Skill-based errors = lapses eg lapse of attention - daydreaming / distracted / focussing on movement of load- doesn’t notice person in lifting area or doesn’t notice banksman giving signal to stop lift. Alternatively, injured person doesn’t notice lift taking place or warning signs and wanders into lifting zone.
Mistakes = rule-based mistakes eg crane operator is following standard rules / procedures for lifting which are not applicable when persons present in lifting area - eg rule is “no banksman required for this type of lift”. Alternatively, injured person is following a “rule” that people are allowed in lifting area if wearing high vis clothing and hard hat!
Mistakes = knowledge-based mistakes eg didn’t know or not informed that persons were on site working in the lifting area; didn’t know that load was only to be lifted after signal that people are clear of area so proceeds with lift. Injured person not aware of site rules on lifting so remains in lift zone.
Violations = routine violation - where a deliberate / intentional breach of procedures has become standard practice - eg it has become standard practice to carry out lifting operations without a banksman / instructions even though company procedures require it; it has become the norm for people to have uncontrolled access to the lifting zone despite site rules.

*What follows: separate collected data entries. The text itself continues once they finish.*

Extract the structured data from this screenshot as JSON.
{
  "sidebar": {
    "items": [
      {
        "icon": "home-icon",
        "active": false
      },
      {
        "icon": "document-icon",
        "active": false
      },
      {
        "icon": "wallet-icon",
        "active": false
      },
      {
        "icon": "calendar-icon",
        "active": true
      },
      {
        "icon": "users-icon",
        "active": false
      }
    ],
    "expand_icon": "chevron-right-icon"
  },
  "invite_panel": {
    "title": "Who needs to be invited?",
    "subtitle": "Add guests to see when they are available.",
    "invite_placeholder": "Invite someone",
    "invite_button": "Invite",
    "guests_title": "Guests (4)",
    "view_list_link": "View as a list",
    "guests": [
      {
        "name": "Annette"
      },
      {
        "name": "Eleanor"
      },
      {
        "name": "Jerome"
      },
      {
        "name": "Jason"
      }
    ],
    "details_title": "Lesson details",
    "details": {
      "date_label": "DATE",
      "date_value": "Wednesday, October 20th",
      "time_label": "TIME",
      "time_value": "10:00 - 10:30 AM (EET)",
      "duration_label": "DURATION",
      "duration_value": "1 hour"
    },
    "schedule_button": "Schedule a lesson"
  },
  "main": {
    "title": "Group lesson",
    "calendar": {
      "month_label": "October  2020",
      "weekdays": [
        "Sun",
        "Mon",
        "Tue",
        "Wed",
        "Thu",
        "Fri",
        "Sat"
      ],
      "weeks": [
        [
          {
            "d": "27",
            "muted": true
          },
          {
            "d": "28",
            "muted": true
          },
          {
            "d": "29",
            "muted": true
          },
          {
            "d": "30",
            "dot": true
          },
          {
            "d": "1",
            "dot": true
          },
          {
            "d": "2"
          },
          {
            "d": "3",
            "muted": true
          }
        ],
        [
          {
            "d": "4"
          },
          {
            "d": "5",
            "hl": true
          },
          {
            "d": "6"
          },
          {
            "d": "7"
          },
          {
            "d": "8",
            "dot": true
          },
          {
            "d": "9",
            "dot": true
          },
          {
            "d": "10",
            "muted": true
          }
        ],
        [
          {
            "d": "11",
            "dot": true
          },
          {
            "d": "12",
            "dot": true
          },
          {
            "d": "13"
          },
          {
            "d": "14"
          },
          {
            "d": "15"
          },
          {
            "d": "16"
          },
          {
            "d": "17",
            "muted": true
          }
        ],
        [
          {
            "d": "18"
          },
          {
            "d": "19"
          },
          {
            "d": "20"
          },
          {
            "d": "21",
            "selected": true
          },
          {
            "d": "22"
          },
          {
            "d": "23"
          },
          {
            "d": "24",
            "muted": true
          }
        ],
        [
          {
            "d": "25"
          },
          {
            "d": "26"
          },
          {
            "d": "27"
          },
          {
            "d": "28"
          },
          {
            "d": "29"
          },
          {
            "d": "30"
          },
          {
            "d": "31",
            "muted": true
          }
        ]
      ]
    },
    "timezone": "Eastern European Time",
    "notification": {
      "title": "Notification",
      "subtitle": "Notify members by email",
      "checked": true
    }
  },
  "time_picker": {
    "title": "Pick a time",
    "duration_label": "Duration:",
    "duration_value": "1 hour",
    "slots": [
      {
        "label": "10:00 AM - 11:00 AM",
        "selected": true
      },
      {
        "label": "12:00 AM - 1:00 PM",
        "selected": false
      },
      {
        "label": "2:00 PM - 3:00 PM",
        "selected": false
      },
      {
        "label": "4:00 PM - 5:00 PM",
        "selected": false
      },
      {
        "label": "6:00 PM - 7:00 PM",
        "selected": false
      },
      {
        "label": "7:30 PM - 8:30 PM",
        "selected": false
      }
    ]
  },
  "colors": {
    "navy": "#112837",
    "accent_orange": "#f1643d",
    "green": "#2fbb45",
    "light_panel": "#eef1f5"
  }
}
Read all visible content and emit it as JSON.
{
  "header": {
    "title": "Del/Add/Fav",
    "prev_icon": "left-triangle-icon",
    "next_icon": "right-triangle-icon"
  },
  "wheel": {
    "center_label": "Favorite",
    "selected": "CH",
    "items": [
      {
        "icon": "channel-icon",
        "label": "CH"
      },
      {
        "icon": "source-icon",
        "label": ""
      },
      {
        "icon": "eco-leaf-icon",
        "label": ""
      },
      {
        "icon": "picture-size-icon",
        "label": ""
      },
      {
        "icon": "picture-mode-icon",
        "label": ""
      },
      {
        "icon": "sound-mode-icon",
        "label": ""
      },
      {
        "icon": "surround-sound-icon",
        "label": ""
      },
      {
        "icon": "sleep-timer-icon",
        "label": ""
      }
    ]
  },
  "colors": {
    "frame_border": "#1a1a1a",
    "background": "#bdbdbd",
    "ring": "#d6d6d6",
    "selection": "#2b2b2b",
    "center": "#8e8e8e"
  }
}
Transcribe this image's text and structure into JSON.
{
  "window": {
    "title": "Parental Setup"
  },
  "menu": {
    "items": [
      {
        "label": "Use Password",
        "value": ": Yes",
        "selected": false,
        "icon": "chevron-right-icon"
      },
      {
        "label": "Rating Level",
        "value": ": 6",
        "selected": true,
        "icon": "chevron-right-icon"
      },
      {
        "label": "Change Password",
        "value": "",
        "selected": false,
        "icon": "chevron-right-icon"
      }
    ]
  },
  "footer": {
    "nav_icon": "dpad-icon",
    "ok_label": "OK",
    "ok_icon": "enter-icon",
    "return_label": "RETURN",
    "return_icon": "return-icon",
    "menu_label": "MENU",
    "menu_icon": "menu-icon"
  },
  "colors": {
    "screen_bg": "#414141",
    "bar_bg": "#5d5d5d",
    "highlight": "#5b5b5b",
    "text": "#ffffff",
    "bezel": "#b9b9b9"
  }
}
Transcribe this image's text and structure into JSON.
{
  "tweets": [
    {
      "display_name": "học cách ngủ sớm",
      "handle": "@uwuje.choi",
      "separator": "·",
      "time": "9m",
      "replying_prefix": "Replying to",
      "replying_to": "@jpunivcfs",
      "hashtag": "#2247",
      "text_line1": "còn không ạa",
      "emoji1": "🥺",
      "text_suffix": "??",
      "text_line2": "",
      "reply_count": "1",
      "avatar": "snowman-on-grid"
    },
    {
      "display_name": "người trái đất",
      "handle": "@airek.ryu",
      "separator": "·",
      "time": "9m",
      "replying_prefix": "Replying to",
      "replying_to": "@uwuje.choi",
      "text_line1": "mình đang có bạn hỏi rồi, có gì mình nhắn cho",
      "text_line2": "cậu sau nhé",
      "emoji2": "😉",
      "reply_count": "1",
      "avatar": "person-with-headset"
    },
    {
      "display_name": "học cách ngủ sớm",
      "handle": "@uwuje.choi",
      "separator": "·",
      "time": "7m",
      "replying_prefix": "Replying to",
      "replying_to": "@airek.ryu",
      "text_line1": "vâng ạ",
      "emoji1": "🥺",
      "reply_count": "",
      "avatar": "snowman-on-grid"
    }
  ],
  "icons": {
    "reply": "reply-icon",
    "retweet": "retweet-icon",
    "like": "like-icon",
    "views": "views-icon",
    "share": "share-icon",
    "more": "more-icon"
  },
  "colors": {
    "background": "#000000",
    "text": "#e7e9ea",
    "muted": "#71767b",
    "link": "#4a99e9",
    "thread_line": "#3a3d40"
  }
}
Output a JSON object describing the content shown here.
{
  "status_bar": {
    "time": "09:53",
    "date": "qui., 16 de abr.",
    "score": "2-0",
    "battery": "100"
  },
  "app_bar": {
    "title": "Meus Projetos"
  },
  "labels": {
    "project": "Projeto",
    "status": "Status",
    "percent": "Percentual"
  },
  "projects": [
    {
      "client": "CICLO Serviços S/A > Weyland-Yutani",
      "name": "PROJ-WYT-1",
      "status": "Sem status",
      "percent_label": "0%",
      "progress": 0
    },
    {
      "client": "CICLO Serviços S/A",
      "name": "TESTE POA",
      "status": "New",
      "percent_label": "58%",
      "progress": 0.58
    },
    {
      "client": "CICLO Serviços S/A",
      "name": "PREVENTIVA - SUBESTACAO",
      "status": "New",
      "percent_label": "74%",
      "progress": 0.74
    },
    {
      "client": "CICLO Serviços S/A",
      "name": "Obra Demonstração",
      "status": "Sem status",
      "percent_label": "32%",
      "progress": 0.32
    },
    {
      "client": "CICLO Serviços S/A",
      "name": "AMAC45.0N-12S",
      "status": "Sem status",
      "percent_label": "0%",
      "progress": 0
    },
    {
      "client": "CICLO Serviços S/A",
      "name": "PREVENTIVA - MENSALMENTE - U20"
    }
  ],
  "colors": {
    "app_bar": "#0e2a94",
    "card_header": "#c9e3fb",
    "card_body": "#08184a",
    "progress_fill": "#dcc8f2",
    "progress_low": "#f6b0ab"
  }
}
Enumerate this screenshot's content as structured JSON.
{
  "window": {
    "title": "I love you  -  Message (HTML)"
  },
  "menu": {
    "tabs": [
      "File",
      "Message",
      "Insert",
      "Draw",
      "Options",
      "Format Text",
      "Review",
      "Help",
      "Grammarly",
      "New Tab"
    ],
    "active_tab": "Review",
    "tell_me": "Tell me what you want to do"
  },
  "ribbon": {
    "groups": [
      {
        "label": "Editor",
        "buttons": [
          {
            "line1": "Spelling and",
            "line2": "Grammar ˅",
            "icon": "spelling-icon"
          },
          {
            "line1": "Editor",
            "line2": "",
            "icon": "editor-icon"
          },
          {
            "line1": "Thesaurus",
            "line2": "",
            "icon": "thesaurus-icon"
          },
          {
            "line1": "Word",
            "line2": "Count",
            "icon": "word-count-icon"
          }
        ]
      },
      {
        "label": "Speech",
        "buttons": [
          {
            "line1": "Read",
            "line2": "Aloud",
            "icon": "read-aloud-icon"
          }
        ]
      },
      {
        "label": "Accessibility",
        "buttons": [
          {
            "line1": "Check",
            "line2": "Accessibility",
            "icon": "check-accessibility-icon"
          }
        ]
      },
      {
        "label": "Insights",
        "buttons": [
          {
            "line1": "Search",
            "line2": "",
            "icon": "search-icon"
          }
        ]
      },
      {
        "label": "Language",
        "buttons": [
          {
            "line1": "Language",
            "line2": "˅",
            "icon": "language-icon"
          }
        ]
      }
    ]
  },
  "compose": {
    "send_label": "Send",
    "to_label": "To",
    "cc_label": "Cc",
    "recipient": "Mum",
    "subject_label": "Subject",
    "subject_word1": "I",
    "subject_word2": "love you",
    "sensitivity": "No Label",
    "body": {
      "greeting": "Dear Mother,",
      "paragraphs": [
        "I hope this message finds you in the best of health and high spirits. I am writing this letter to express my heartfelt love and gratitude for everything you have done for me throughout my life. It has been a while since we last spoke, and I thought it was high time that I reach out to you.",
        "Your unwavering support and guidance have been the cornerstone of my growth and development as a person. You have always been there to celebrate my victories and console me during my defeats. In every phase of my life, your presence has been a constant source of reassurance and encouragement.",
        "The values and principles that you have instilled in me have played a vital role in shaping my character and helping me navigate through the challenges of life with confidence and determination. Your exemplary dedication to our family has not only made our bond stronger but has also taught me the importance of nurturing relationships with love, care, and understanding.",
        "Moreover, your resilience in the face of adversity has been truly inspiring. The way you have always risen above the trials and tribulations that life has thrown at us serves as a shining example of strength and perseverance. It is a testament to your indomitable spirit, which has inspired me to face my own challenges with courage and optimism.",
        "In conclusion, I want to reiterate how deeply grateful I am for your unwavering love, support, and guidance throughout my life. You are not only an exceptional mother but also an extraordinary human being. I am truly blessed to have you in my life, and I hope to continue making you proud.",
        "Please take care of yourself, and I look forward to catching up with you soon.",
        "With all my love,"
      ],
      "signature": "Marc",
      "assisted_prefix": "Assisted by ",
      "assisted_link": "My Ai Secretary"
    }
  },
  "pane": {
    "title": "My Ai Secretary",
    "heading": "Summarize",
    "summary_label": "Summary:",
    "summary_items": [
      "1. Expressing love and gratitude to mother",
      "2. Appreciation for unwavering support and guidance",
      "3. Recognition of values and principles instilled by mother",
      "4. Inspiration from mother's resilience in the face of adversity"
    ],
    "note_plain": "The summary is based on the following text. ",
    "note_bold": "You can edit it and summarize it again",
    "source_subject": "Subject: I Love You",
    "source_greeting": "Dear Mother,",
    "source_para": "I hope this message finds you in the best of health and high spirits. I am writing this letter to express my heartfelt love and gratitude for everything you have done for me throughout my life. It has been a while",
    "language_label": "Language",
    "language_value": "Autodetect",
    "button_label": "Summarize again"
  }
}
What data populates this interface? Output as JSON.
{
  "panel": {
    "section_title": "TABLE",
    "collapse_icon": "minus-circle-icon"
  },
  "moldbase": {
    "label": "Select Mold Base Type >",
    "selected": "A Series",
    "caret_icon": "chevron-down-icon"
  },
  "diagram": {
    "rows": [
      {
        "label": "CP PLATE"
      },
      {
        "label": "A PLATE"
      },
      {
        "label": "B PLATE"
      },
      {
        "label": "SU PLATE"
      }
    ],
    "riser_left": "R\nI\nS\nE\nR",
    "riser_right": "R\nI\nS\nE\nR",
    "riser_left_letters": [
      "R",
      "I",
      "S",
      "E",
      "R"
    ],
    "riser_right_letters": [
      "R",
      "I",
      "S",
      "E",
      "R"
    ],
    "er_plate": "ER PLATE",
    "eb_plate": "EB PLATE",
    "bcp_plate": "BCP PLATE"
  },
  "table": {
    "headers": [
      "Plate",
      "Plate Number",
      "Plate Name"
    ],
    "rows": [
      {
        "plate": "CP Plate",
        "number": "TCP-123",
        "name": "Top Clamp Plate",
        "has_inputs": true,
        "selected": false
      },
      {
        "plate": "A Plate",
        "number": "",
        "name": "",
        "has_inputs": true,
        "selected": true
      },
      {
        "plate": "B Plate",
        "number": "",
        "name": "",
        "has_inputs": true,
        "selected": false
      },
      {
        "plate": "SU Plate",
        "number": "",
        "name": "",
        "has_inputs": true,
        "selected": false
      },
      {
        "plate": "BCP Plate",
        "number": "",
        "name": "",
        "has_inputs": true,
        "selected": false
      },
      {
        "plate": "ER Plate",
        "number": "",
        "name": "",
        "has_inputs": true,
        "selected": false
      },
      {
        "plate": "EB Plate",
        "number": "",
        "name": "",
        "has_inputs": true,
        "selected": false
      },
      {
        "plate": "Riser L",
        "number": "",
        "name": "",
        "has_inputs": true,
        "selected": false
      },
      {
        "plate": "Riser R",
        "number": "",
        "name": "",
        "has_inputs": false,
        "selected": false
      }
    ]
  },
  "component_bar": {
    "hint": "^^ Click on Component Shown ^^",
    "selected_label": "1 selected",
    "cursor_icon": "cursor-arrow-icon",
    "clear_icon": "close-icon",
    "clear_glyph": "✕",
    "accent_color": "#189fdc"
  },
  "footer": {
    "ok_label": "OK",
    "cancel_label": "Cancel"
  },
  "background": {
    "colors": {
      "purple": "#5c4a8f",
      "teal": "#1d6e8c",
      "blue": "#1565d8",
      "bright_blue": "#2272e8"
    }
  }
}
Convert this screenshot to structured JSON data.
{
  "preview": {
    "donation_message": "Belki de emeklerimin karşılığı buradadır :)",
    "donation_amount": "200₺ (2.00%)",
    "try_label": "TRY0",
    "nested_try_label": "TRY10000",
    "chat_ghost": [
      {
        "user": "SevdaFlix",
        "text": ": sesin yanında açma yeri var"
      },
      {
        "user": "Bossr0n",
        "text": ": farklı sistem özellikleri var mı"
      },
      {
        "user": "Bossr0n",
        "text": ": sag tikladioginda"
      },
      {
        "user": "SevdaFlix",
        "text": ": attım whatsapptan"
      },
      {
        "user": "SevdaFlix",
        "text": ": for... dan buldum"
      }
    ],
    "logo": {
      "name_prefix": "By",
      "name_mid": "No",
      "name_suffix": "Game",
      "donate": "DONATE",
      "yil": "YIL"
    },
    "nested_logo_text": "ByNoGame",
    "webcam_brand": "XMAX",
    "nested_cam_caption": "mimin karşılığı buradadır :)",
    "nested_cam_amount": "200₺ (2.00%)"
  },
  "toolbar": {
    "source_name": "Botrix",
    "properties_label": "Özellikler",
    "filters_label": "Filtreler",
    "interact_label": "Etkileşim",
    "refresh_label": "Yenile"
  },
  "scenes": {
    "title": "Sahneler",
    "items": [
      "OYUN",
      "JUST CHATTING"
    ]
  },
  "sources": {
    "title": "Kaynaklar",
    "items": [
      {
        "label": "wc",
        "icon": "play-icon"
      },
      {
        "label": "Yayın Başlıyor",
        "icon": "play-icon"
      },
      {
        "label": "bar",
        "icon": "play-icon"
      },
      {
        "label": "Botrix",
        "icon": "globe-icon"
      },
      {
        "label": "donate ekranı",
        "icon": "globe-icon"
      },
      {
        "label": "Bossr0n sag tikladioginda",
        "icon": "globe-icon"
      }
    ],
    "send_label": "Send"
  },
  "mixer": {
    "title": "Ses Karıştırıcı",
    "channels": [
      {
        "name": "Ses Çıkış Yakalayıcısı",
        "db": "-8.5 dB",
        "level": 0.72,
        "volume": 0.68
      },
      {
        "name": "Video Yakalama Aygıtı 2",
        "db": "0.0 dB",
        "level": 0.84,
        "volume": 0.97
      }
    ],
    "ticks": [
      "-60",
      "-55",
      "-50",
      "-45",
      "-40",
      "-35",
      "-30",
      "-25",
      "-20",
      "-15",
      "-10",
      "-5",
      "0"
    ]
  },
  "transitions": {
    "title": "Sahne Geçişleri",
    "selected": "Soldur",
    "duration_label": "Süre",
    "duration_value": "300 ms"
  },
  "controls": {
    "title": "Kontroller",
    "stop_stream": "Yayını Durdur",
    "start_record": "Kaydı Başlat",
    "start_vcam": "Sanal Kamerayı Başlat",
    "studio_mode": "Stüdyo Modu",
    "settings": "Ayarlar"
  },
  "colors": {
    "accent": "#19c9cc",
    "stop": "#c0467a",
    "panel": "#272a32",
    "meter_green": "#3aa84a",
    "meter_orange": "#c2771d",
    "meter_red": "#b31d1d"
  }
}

Violations = situational violation - where a deliberate / intentional breach of procedures is “necessary” in order to satisfy other competing priorities - eg the lifting operation has to be completed within a strict timescale due to extra crane hire costs / weather conditions or whatever - therefore the lift goes ahead without required checks /or without banksman present. Alternatively, injured person knows restrictions but ignore because of time pressures / penalty clause.
Violations = exceptional violation - where a deliberate / intentional breach of procedures is made in an effort to retrieve a (dangerous / emergency) situation - eg load becomes unstable so crane operator lowers load hurriedly ignoring instructions from banksman. violations = optimising violation?